Another good practice is to recognise disability-specific services for persons with deafblindness in legislative and policy frameworks and to adopt guidelines and criteria to regulate the delivery of assistance and support services with the consultation of persons with deafblindness[iv]. For example, in Peru, the law that recognises deafblindness as a distinct disability includes a provision on the care of persons with deafblindness, including the requirement of public and private entities to provide interpreter-guide/Deafblind interpreting services free of charge[v]. While this service is still being developed in Peru, this demonstrates a good practice in securing essential disability-specific services for persons with deafblindness. It is unlikely that this service would have been developed without this legislation. It is, therefore, important to identify groups, like persons with deafblindness, who are the most marginalised and to expressly name them and their requirements repeatedly in public policies and programmes to ensure that they are not excluded altogether[vi].

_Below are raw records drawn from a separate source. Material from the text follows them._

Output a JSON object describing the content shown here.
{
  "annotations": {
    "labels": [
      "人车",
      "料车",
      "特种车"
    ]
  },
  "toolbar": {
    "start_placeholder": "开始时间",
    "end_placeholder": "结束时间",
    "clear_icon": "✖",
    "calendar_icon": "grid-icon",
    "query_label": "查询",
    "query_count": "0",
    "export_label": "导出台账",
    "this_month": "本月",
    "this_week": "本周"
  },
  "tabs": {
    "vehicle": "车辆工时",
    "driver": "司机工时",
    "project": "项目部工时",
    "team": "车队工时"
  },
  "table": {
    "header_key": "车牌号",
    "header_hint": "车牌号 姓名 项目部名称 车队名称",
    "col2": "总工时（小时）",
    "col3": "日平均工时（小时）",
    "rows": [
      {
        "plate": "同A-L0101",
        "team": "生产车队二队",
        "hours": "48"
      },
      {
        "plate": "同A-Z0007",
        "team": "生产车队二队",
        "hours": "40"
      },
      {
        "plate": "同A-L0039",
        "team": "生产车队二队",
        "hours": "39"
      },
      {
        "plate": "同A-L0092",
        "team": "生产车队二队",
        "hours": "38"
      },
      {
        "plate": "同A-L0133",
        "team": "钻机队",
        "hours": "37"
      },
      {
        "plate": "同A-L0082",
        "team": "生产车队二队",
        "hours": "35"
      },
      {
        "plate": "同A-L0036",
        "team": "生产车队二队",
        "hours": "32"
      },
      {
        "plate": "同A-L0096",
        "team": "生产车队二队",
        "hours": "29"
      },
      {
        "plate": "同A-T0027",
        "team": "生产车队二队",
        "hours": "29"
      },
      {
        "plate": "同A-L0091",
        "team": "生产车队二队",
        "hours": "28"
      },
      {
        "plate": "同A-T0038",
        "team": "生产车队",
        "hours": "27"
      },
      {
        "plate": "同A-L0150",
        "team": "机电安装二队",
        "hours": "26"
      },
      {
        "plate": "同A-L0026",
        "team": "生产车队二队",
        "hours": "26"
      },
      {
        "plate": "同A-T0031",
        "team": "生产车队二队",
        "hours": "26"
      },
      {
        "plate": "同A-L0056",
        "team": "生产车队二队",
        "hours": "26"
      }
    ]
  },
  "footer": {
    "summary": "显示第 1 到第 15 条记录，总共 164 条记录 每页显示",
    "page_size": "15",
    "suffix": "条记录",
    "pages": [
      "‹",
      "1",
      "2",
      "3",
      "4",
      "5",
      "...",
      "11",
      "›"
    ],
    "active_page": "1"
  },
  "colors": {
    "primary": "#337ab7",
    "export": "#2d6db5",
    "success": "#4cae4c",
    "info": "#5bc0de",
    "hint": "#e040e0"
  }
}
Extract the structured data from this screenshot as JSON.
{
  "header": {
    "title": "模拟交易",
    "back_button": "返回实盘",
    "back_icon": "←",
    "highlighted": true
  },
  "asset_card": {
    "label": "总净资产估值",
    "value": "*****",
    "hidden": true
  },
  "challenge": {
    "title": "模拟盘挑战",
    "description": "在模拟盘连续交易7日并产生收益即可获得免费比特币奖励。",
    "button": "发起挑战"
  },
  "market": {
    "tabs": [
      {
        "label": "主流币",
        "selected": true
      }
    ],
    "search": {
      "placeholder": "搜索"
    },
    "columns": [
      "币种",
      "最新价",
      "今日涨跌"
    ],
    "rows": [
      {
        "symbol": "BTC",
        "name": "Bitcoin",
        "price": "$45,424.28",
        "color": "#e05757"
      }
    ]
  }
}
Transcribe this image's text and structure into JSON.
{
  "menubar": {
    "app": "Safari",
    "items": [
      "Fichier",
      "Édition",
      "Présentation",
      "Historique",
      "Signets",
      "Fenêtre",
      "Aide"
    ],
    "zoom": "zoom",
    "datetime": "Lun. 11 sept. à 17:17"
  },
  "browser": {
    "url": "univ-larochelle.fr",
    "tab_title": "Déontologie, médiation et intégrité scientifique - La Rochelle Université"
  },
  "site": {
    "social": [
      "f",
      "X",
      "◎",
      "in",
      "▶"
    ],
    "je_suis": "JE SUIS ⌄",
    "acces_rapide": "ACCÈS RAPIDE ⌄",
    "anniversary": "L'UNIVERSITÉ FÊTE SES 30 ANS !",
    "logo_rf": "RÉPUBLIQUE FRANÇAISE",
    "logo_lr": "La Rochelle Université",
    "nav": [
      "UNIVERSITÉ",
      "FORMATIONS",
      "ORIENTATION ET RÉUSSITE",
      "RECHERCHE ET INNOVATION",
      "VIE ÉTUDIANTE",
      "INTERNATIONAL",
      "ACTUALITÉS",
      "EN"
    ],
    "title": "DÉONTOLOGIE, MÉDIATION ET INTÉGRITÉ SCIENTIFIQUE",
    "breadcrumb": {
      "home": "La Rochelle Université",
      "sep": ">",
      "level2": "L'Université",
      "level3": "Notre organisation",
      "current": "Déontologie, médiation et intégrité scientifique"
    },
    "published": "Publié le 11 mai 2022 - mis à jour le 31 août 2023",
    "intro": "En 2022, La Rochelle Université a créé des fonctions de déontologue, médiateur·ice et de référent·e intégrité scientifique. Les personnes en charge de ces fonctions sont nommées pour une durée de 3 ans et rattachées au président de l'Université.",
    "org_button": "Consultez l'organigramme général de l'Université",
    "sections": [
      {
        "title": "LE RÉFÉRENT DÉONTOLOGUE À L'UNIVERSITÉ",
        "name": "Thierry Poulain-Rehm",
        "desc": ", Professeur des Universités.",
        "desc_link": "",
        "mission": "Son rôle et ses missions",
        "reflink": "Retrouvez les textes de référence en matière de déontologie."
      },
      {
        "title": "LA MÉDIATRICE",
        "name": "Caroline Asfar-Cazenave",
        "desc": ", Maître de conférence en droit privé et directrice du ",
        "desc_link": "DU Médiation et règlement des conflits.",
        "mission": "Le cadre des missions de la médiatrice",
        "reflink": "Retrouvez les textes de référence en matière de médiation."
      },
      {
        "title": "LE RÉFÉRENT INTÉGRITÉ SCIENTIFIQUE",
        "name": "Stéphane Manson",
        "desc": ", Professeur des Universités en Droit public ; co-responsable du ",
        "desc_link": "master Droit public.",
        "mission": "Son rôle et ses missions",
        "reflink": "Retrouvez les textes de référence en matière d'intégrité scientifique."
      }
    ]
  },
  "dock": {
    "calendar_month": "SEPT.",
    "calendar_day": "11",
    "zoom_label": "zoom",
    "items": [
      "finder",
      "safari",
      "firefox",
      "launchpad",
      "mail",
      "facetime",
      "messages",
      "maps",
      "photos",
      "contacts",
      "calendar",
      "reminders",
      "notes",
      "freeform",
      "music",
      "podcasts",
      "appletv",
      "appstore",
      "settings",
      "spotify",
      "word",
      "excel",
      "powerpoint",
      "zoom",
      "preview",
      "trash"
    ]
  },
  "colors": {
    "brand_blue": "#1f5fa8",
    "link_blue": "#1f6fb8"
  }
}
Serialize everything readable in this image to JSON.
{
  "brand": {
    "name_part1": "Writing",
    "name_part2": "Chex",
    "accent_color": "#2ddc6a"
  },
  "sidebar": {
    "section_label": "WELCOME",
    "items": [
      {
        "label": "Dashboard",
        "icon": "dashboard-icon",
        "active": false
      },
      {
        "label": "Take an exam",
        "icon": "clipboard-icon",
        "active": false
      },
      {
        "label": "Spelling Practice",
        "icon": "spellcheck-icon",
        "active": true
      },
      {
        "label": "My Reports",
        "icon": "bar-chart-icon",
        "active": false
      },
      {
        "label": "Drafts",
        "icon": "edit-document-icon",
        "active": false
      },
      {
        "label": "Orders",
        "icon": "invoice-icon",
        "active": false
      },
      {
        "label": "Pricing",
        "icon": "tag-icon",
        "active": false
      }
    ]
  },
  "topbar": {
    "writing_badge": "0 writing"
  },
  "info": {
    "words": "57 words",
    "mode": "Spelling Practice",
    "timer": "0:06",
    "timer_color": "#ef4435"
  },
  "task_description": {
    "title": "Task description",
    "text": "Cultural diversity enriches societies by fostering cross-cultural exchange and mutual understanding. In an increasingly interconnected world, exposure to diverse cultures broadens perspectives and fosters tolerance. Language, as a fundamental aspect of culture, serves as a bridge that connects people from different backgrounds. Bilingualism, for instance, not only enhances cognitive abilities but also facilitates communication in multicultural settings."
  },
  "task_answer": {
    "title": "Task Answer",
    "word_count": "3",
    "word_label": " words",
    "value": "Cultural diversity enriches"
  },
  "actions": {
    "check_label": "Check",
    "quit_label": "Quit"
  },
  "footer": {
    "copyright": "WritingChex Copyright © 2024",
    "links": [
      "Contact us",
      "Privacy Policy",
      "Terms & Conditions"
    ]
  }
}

Disability-specific services for persons with deafblindness will vary for each individual. For example, one person may require interpreter-guide/Deafblind interpreting services and several assistive devices, whereas another person may only require assistive devices and training on how to use them. Therefore, it is important to provide a range of disability-based services, which in practice should be tailored to each individual.
[i] DeafReach, what would be the next step? Action Research on Discovering Deafblindness within the wider Rwanda Disability Context, October- November 2019, p. 36.
[iv] United Nations Special Rapporteur of the Human Rights Council on the Rights of Persons with Disabilities, report on disability inclusive policies, A/71/314, 9 August 2016, para. 49.
[v] Sense International Peru, Peru Promotes Training of Interpreter Guides for Persons with Deafblindness, Article for DBI Ibero-Latin American Network, 3 August 2021.
[vi] United Nations Special Rapporteur of the Human Rights Council on the Rights of Persons with Disabilities, report on disability inclusive policies, A/71/314, 9 August 2016, para 30.